Data you’re already collecting can be used to reduce waste, reshape the menu, and add profits.
Operators know it’s essential to keep track of big numbers—food, labour, rent, utilities. Restaurants, though, produce heaps of numbers just waiting to be crunched, analysed, and used to run a more profitable business. Among them are credit-card swipes, average guest cheques, social-media numbers, and yes, there’s even a better way to look at food costs.
Recalculate real food costs
Let’s start with food costs. We talked to Donald Burns, owner of The Restaurant Coach. Burns consults with hundreds of clients and says he sees patterns of success and failure. Successful restaurants keep track of actual food costs, not just theoretical ones.
What’s the difference? Burns maintains that “theoretical” is a perfect world in which no food is wasted or burned. “Actual” food costs take waste into account. When he examines his clients’ food costs, Burns finds an average gap of nine points between actual and theoretical costs. That’s sizeable. To close the gap to a reasonable two or three percentage points, Burns recommends running product-mix reports to find out the real cost of what your cooks are putting on plates.
To produce a more profitable menu, Burns recommends an oldie but goodie: Generate a stratification that separates menu items into stars (good sellers, high profitability) workhorses (they pull their weight on the menu) puzzles (variable food costs, sometimes good sellers and sometimes not) and dogs (no explanation needed). Running that kind of analysis, then redesigning a menu to put profitable items in key places—the top and bottom of lists, in boxes or in bold type—can dramatically increase profitability.
Monitor guest cheques
Don’t forget cheque averages. “They’re the holy grail of measurements,” Burns says, noting that servers are salespeople. To put the best salespeople in the best sections—a move that boosts sales and profitability—an operator must know who does the best work. Examining how the best salespeople work can also help underperforming servers improve.

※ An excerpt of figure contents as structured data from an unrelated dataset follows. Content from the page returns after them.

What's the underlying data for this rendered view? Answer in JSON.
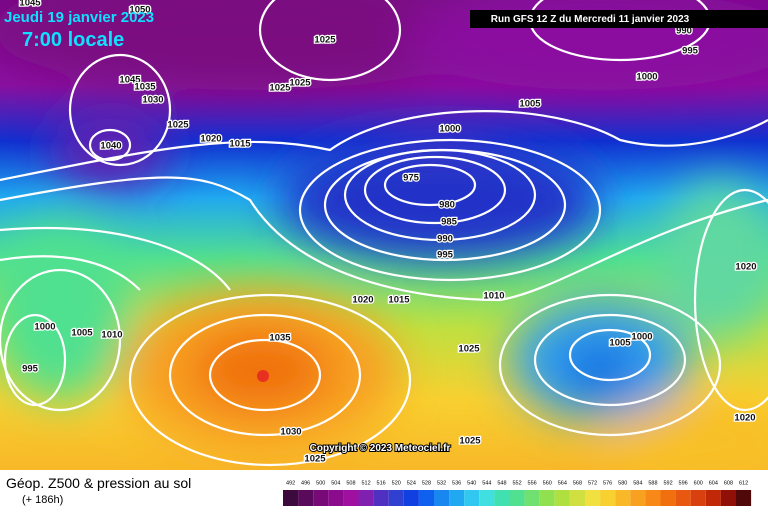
{
  "header": {
    "date": "Jeudi 19 janvier 2023",
    "time": "7:00 locale",
    "run": "Run GFS 12 Z du Mercredi 11 janvier 2023"
  },
  "footer": {
    "title": "Géop. Z500 & pression au sol",
    "lead": "(+ 186h)",
    "copyright": "Copyright © 2023 Meteociel.fr"
  },
  "isobar_labels": [
    "1045",
    "1050",
    "1025",
    "1045",
    "1035",
    "1030",
    "1025",
    "1025",
    "1025",
    "1020",
    "1015",
    "1040",
    "1000",
    "1005",
    "1000",
    "995",
    "990",
    "975",
    "980",
    "985",
    "990",
    "995",
    "1010",
    "1020",
    "1015",
    "1000",
    "1005",
    "1010",
    "995",
    "1035",
    "1030",
    "1025",
    "1025",
    "1025",
    "1000",
    "1005",
    "1020",
    "1020"
  ],
  "legend": {
    "values": [
      492,
      496,
      500,
      504,
      508,
      512,
      516,
      520,
      524,
      528,
      532,
      536,
      540,
      544,
      548,
      552,
      556,
      560,
      564,
      568,
      572,
      576,
      580,
      584,
      588,
      592,
      596,
      600,
      604,
      608,
      612
    ],
    "colors": [
      "#3c0a3c",
      "#5a0a5a",
      "#780a78",
      "#8c0a8c",
      "#a010a0",
      "#8020b0",
      "#5030c0",
      "#3040d0",
      "#1040e0",
      "#1060f0",
      "#1888f0",
      "#20a8f0",
      "#30c8f0",
      "#40e0e0",
      "#40e0b0",
      "#50e090",
      "#70e070",
      "#90e050",
      "#b0e040",
      "#d0e040",
      "#f0e040",
      "#f8d030",
      "#f8b828",
      "#f8a020",
      "#f88818",
      "#f07010",
      "#e85810",
      "#d84010",
      "#c02808",
      "#901008",
      "#500808"
    ]
  }
}
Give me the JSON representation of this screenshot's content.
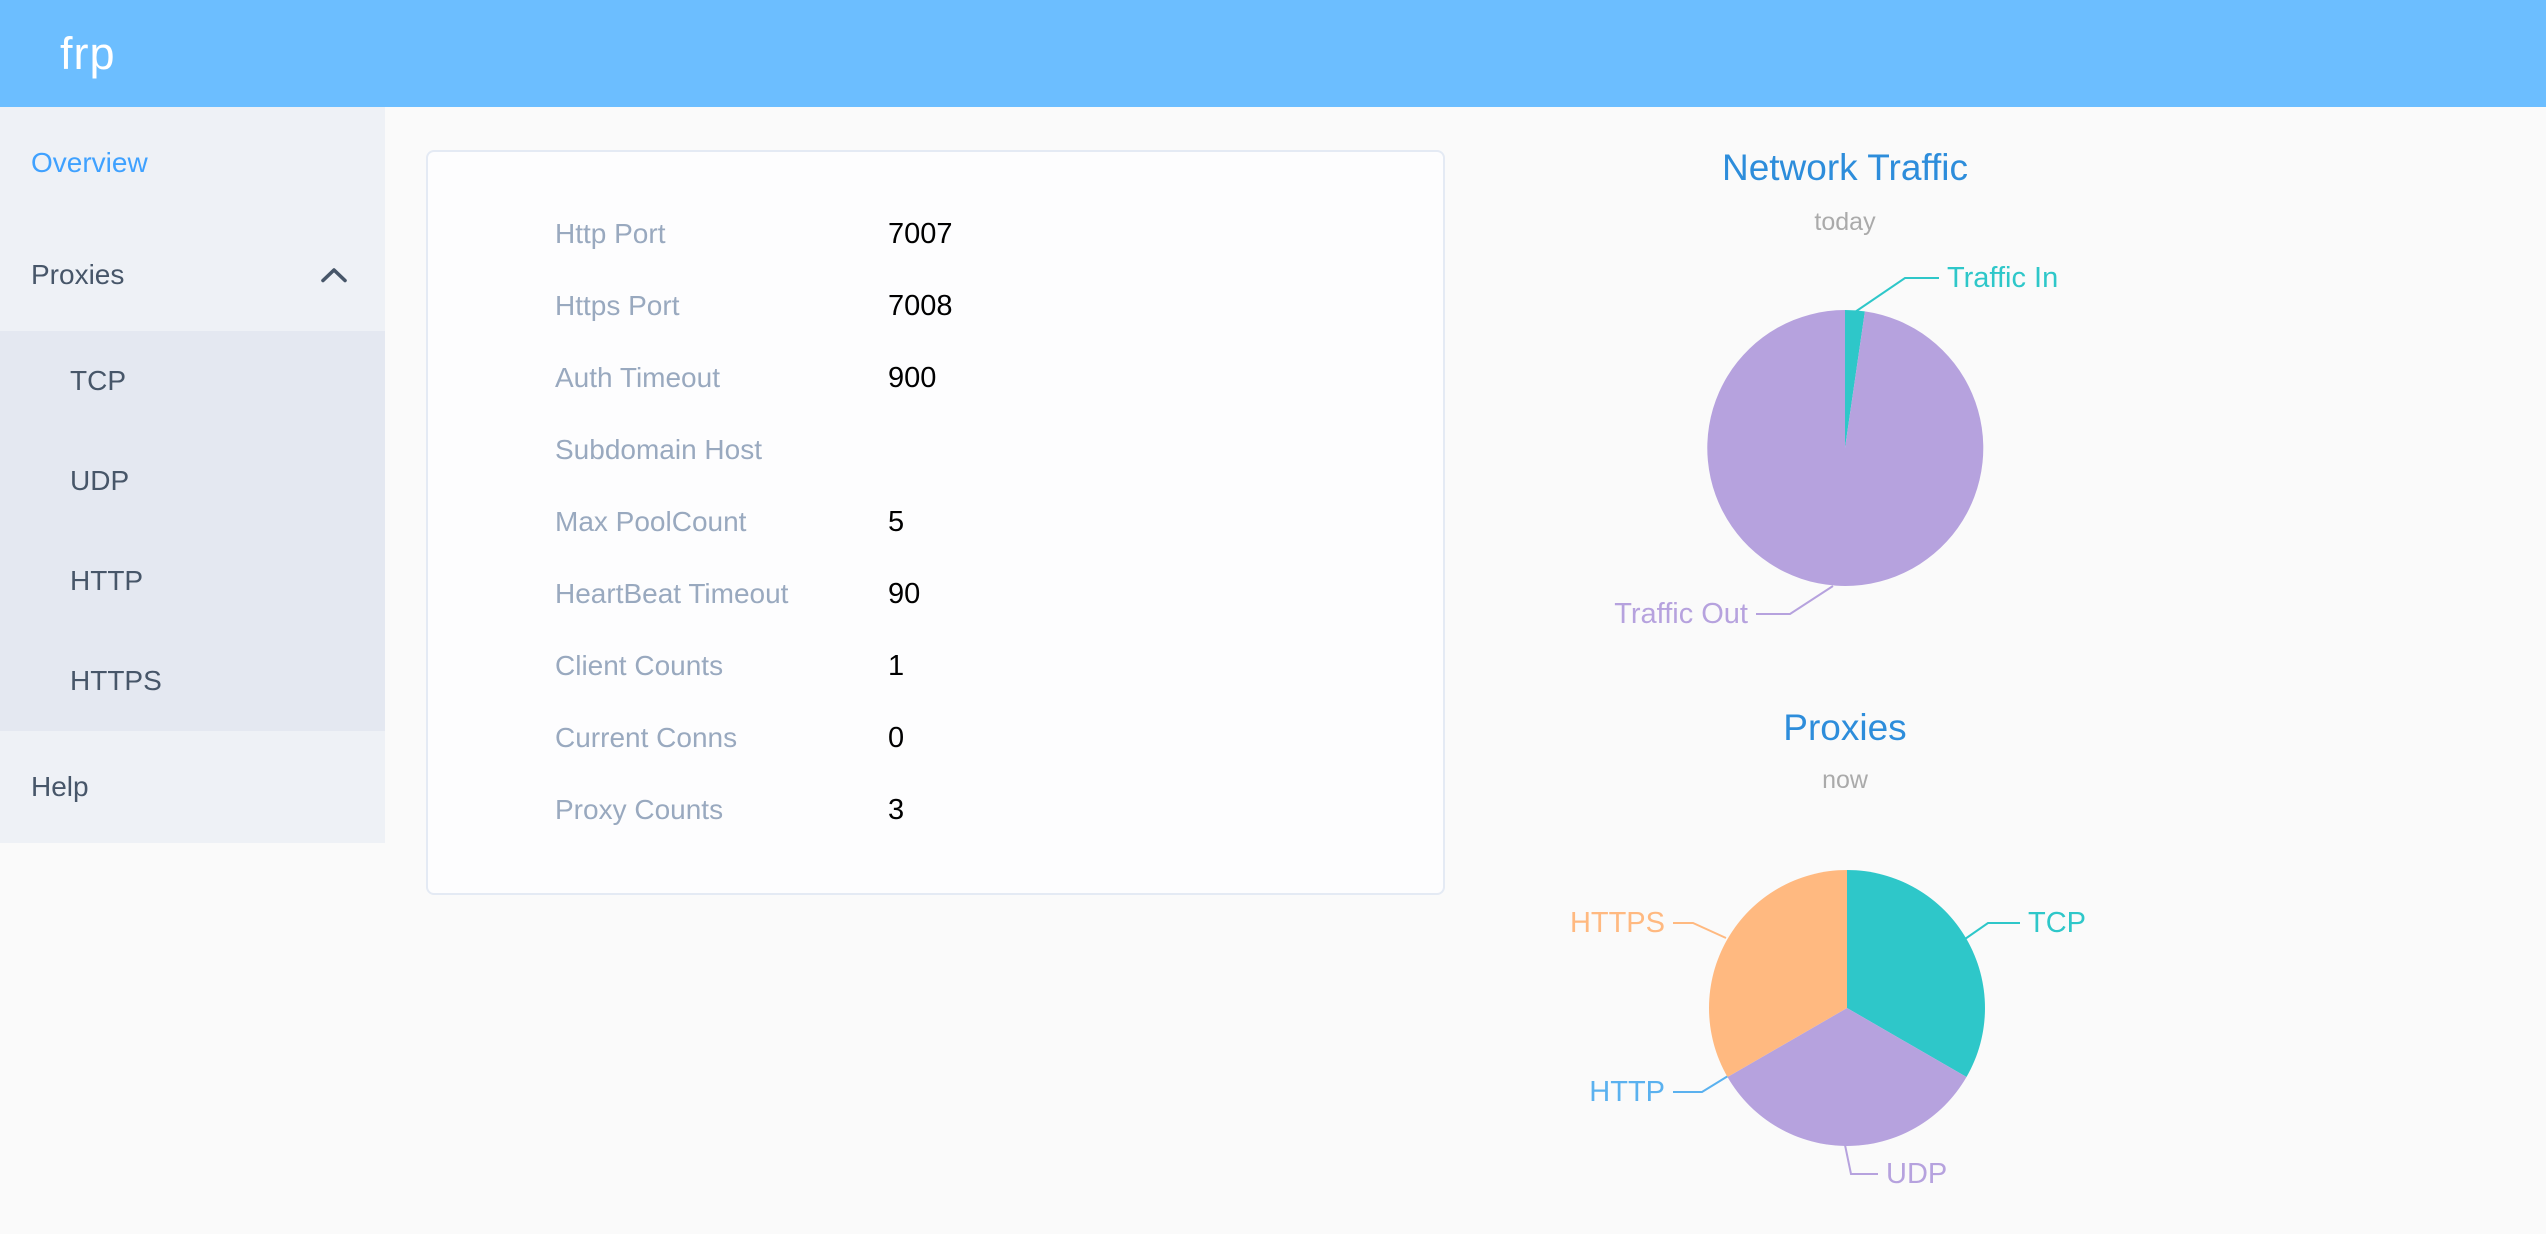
{
  "header": {
    "logo": "frp"
  },
  "sidebar": {
    "items": [
      {
        "id": "overview",
        "label": "Overview",
        "active": true
      },
      {
        "id": "proxies",
        "label": "Proxies",
        "expanded": true,
        "icon": "chevron-up-icon",
        "children": [
          {
            "id": "tcp",
            "label": "TCP"
          },
          {
            "id": "udp",
            "label": "UDP"
          },
          {
            "id": "http",
            "label": "HTTP"
          },
          {
            "id": "https",
            "label": "HTTPS"
          }
        ]
      },
      {
        "id": "help",
        "label": "Help"
      }
    ]
  },
  "overview_card": {
    "rows": [
      {
        "label": "Http Port",
        "value": "7007"
      },
      {
        "label": "Https Port",
        "value": "7008"
      },
      {
        "label": "Auth Timeout",
        "value": "900"
      },
      {
        "label": "Subdomain Host",
        "value": ""
      },
      {
        "label": "Max PoolCount",
        "value": "5"
      },
      {
        "label": "HeartBeat Timeout",
        "value": "90"
      },
      {
        "label": "Client Counts",
        "value": "1"
      },
      {
        "label": "Current Conns",
        "value": "0"
      },
      {
        "label": "Proxy Counts",
        "value": "3"
      }
    ]
  },
  "chart_data": [
    {
      "type": "pie",
      "id": "traffic",
      "title": "Network Traffic",
      "subtitle": "today",
      "legend_position": "callout-labels",
      "slices": [
        {
          "name": "Traffic In",
          "value": 2.3,
          "unit": "percent-estimated",
          "color": "#2ec7c9"
        },
        {
          "name": "Traffic Out",
          "value": 97.7,
          "unit": "percent-estimated",
          "color": "#b6a2de"
        }
      ]
    },
    {
      "type": "pie",
      "id": "proxies",
      "title": "Proxies",
      "subtitle": "now",
      "legend_position": "callout-labels",
      "slices": [
        {
          "name": "TCP",
          "value": 1,
          "color": "#2ec7c9"
        },
        {
          "name": "UDP",
          "value": 1,
          "color": "#b6a2de"
        },
        {
          "name": "HTTP",
          "value": 0,
          "color": "#5ab1ef"
        },
        {
          "name": "HTTPS",
          "value": 1,
          "color": "#ffb980"
        }
      ]
    }
  ],
  "colors": {
    "header_bg": "#6cbeff",
    "sidebar_bg": "#eef1f6",
    "submenu_bg": "#e4e8f1",
    "menu_text": "#475669",
    "menu_active": "#3fa1ff",
    "chart_title": "#2d8ddb",
    "chart_subtitle": "#aaaaaa",
    "card_label": "#99a9bf",
    "card_value": "#000000"
  }
}
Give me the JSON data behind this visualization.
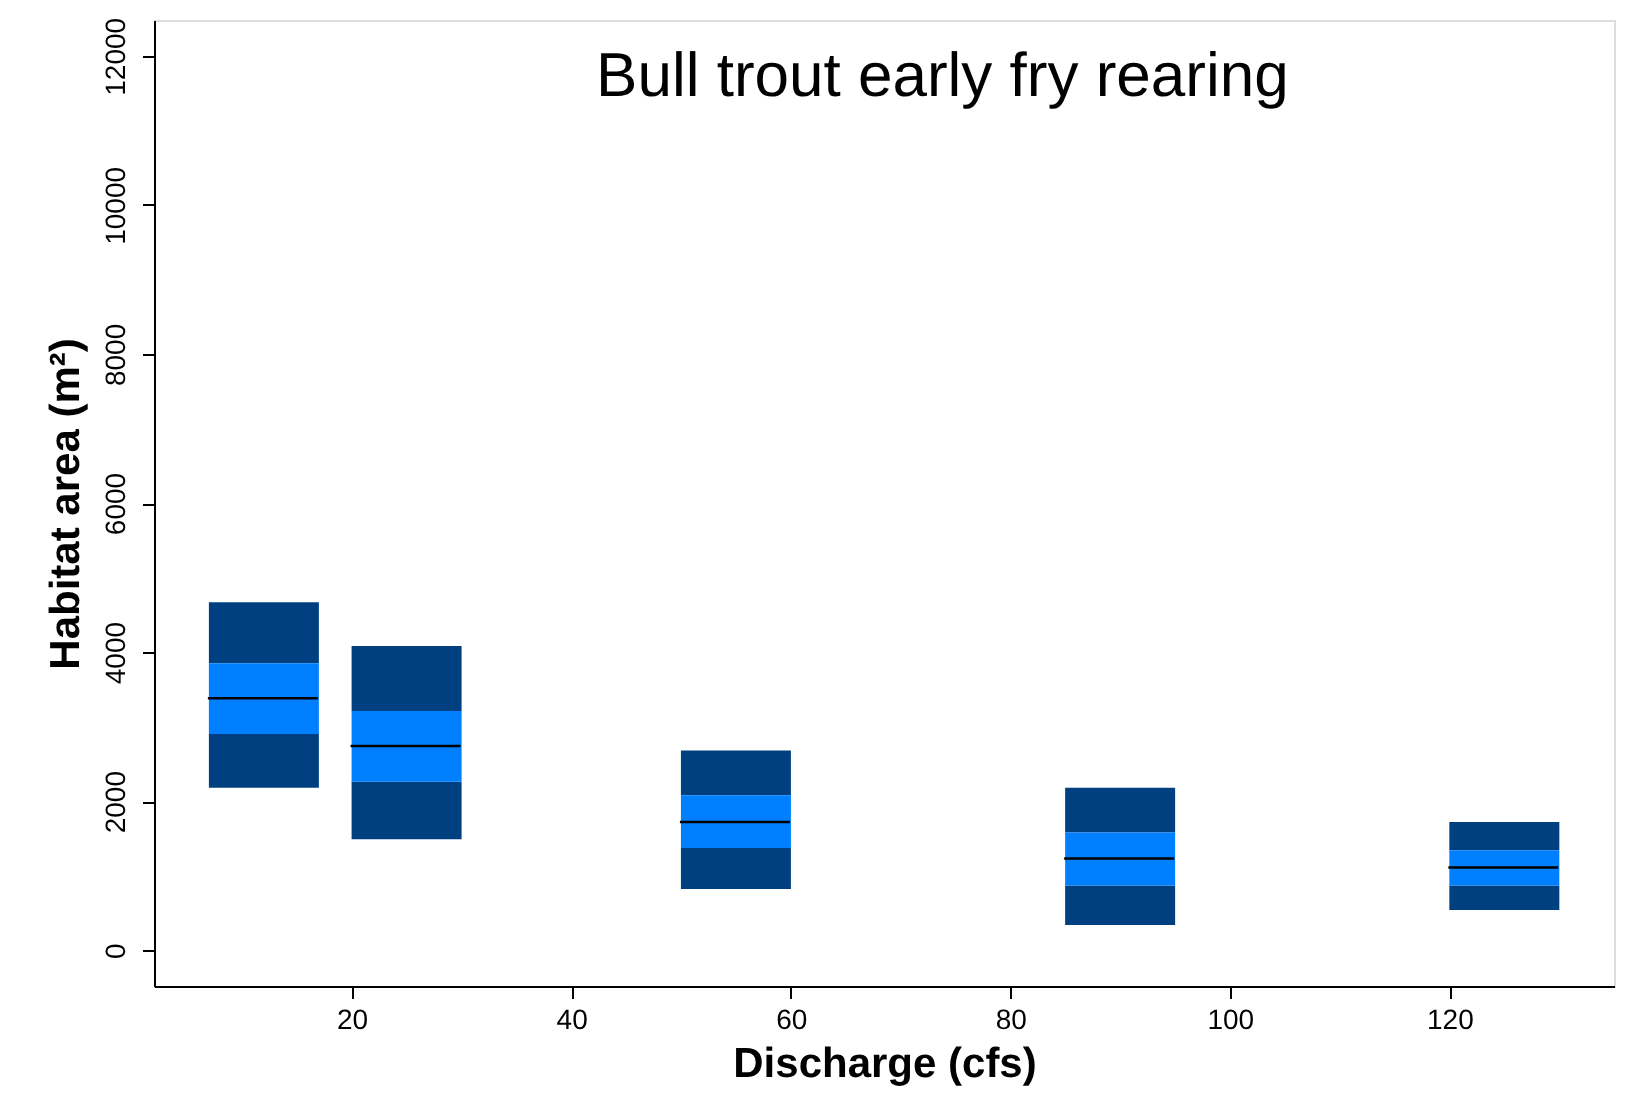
{
  "chart_data": {
    "type": "box",
    "title": "Bull trout early fry rearing",
    "xlabel": "Discharge (cfs)",
    "ylabel": "Habitat area (m²)",
    "x": [
      7,
      20,
      50,
      85,
      120
    ],
    "color": "#0080ff",
    "boxes": [
      {
        "low": 2180,
        "q1": 2900,
        "median": 3380,
        "q3": 3850,
        "high": 4670
      },
      {
        "low": 1490,
        "q1": 2260,
        "median": 2740,
        "q3": 3210,
        "high": 4080
      },
      {
        "low": 820,
        "q1": 1370,
        "median": 1720,
        "q3": 2080,
        "high": 2680
      },
      {
        "low": 340,
        "q1": 870,
        "median": 1230,
        "q3": 1580,
        "high": 2180
      },
      {
        "low": 540,
        "q1": 870,
        "median": 1110,
        "q3": 1340,
        "high": 1720
      }
    ],
    "xlim": [
      2,
      135
    ],
    "xticks": [
      20,
      40,
      60,
      80,
      100,
      120
    ],
    "ylim": [
      -480,
      12480
    ],
    "yticks": [
      0,
      2000,
      4000,
      6000,
      8000,
      10000,
      12000
    ],
    "grid": false
  }
}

Along the same lines, look at voids and comps. “Inspect what you expect,” Burns says. If servers know management’s keeping an eye on voids and comps, they’re less likely to slip an order of fries to a loved one, then comp the fries, or void them because the “customer” complained they were too salty. Look at the average over six months or a year, then set a goal to lower that number.
Finally, examine orders entered into the POS system. Burns finds that servers often forget to ring up beverages. “That’s a huge black hole where restaurants lose money,” he says. He’s right: A four-top can order $8 or $10 worth of iced tea and soft drinks; that amount, gone uncollected, can translate into thousands of lost dollars.
Run social-media numbers
Then there’s the kind of numbers social media generates. Facebook has its “likes” and Twitter tracks engagements and views (it’s the icon of three uneven bars underneath a post). Beyond that, there are ways to analyze social media to make it work for you.
One idea: Start posting food photos on Twitter or Facebook, then track the conversation each generates. Keeping track of comments can help an operation crowdsource its way to a better-selling menu, maintain Darryl Villacorta, Social-Media Manager for Marketing at Sprout Social, a firm that helps companies boost their social-media presence. Keeping track of comments can help an operation crowdsource its way to a better-selling menu.
Track the popularity of posts by time of day, too. “You might find that more people view your posts at 7 a.m. or 10 p.m,” Villacorta says. Use your findings to make sure more people see the photos, news, and offers you’re posting. “Weekends are huge,” Villacorta adds, noting that’s primarily because most brands don’t post on weekends, but people do look at social media then.
To gauge how well you’re responding to your audience, use Facebook’s dashboard to analyze response time and rates. For instance, that data might show you that you’re responding to 30 percent of comments, and your response time is four days. Most likely there’s room for improvement there, particularly “if you want to be known as a brand that is social and has quality food,” as Villacorta says.
As plain as the numbers in your place
Simply looking around your restaurant during downtime will yield even more numbers to gather and crunch. The weather, for one. Do you close your patio Oct. 1? Try keeping track of average October temperatures and the number of customers who ask to sit outside in fall. Maybe the answers will tell you it’s time to invest in outdoor space heaters. How about sports matches? Many customers are cutting the cable cord these days. Track traffic during big games not shown on network TV; that data might generate an idea for a successful game-day promotion.
Numbers are everywhere. They tell a story about your customer base, and analysing them can help you figure out how to serve that base better and more profitably.